As the dark continues to ebb, the light of the slugs casts across his skin; his clothes, my spares, are shredded to ribbons. His skin beneath is a mass of cuts and welts where the petals, vines, and the heavy hands of the monster have left their marks. He oozes blood that is as much made of darkness as it is of the red of life.
“Are you all right?” I step back from him with the pretext of dropping the boss from my spear and gathering myself. I’m injured too; my shoulder is still the worst of it, but my skin is cut all over, my ankle is skinned where the vine dragged me to the ceiling. But it isn’t my pain that drives my thoughts now, it’s the watering of my mouth as I hunger for the flesh.

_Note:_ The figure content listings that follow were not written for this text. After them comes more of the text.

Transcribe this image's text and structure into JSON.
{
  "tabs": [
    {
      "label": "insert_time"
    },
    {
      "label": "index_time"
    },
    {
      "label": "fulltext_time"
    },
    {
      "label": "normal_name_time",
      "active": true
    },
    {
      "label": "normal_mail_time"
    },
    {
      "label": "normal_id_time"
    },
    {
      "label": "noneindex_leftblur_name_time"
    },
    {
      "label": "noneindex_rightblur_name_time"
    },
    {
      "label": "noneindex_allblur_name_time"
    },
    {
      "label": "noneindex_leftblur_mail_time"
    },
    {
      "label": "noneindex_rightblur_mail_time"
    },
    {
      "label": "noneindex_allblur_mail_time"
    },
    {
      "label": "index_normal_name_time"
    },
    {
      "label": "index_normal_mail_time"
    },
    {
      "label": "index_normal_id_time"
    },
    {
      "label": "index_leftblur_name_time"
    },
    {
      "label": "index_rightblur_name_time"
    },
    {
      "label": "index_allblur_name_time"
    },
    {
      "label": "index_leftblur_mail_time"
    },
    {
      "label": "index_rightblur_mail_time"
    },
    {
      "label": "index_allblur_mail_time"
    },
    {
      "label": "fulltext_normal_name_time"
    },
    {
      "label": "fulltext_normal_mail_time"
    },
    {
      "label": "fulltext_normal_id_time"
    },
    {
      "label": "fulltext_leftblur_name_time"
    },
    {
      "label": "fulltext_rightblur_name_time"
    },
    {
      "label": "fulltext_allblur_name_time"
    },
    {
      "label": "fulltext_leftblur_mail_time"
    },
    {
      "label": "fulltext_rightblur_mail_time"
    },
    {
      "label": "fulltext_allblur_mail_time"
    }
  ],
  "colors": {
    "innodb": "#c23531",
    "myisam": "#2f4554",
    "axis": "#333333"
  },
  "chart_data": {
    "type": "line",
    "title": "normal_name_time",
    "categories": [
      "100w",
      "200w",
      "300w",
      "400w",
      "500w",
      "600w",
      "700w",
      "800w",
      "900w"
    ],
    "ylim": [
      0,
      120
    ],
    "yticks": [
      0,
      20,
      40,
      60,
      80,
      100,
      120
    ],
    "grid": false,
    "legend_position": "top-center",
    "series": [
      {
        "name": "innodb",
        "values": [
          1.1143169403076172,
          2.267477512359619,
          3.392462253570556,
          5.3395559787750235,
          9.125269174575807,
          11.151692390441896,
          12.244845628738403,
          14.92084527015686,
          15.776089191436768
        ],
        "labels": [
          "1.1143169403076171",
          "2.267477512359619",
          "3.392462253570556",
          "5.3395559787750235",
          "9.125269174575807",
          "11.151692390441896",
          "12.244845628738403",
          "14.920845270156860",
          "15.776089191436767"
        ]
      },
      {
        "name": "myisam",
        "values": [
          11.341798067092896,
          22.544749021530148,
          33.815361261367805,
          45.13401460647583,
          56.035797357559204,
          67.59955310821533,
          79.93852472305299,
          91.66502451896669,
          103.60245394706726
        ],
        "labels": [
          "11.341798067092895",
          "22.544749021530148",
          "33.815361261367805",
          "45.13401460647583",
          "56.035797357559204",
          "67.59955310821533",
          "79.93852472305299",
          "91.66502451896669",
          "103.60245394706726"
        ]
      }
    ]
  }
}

“No. I’ve never been in a fight like that before; I’ve barely ever had to fight monsters. We had our Marked take care of the worst of things and I never ventures into the dungeons. It’s…worse than I thought it would be. I didn’t feel myself.”
“You were impressive. With a weapon you’d probably not have taken so many injuries either.”
“You’re right.” He turns and eyes the door into the treasure room. It is incongruous. Rather than the folded and braided wood of the walls and ceiling, it is made of black stone. Shining volcanic glass formed smooth inside the arch of two boughs. It’s a mirror of him.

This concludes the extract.